The high level is Rails on the very front for legacy reasons, and it's easier
to find libraries that do, authentication, authorization, billing etc... that
speaks to solr or a restful service running on noir hosted by tomcat,
cassandra is the main DB. All backend tasks are performed by Hadoop or storm,
and those jobs are all written in Clojure.
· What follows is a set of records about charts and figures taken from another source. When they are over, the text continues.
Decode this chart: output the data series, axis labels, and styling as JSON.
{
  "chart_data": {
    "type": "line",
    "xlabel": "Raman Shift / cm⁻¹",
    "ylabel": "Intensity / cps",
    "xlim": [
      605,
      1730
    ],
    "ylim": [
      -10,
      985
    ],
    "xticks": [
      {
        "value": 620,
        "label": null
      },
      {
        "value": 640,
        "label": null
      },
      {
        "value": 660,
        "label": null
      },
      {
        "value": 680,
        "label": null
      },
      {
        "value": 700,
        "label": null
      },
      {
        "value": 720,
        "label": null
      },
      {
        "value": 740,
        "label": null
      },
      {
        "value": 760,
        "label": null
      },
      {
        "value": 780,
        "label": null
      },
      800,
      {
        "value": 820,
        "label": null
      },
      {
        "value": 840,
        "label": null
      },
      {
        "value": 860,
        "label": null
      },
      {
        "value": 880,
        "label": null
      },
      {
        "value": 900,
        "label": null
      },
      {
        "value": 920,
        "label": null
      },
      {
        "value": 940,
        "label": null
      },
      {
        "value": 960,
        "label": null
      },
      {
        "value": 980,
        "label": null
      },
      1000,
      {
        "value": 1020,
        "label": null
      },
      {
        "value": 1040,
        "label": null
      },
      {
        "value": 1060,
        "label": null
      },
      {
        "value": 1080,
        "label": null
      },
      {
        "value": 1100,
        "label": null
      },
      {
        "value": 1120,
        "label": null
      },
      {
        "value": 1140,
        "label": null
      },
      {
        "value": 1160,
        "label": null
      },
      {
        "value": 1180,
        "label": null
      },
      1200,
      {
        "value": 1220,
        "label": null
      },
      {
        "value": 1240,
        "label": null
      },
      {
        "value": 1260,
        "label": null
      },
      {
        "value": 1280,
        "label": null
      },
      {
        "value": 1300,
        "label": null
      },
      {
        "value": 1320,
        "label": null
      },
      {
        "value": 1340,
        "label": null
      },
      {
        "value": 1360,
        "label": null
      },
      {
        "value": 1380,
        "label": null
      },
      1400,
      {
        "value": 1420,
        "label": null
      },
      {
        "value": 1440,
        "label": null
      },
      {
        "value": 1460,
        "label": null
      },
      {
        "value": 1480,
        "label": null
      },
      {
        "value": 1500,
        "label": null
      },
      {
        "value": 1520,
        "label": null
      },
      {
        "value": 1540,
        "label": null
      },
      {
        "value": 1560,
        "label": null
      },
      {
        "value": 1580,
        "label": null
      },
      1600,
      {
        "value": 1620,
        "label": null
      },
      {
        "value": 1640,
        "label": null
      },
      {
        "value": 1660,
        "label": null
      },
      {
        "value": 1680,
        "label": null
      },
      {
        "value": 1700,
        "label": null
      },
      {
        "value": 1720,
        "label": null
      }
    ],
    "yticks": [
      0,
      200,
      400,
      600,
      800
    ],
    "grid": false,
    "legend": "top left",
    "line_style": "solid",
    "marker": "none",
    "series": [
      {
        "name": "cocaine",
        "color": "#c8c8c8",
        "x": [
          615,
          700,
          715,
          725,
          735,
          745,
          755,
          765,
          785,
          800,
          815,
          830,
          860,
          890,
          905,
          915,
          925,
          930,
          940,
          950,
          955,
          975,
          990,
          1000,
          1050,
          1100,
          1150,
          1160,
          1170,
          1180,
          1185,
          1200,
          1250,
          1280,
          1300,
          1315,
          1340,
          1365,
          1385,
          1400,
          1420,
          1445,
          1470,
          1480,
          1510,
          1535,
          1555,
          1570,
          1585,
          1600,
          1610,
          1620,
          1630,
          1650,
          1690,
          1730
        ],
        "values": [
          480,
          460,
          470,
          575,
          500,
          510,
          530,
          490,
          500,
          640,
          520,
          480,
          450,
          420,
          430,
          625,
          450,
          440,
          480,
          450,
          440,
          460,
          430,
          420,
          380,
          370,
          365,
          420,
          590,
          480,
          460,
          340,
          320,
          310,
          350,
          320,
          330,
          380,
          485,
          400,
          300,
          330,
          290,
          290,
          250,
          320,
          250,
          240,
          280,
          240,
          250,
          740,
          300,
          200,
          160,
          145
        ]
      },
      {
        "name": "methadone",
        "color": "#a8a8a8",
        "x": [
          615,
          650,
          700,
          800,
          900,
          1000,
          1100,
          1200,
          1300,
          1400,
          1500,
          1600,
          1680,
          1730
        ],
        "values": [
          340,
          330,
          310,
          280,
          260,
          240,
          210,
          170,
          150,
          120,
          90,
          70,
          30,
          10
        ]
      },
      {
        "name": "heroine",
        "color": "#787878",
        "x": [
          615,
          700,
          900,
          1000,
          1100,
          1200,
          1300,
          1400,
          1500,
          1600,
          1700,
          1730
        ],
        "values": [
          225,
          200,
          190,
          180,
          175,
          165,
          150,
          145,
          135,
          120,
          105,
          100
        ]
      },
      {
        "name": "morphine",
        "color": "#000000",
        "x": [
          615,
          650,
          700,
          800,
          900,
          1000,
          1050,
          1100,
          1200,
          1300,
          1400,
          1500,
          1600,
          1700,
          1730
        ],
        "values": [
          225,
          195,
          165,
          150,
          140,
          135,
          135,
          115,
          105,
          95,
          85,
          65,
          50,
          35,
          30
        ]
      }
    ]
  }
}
To be honest I feel that the Java interop isn't that bad. It's easier than
doing interop from ruby/python down to C or C++. It provides access to lots of
high quality libraries and you get the JVM. I think it's more than worth the
price.

Although I know many functional programming languages, Clojure is the first
that I've stuck with long term, and I think the strength of the ecosystem has
a lot to do with it. Languages like Erlang, Haskel, and lisp are really
interesting, but the breadth and depth of the libraries isn't comprable. Being
a small company we need to be careful how we allocate resources. We contribute
back where we can, for instance we contribute to clj-hector and
cassandra.cascading but we're only a two man dev shop.

------
mstump
Hey, just published my after action report on publishing my first Node.js
module written in ClojureScript. I was trying to fill some gaps in the
existing documentation and pool together the research I did for the project.
Hopefully some people here will find it useful. I would appreciate any
feedback pro or con. Thanks!

------
robkwok
thank you

------
moorage
hardcore!!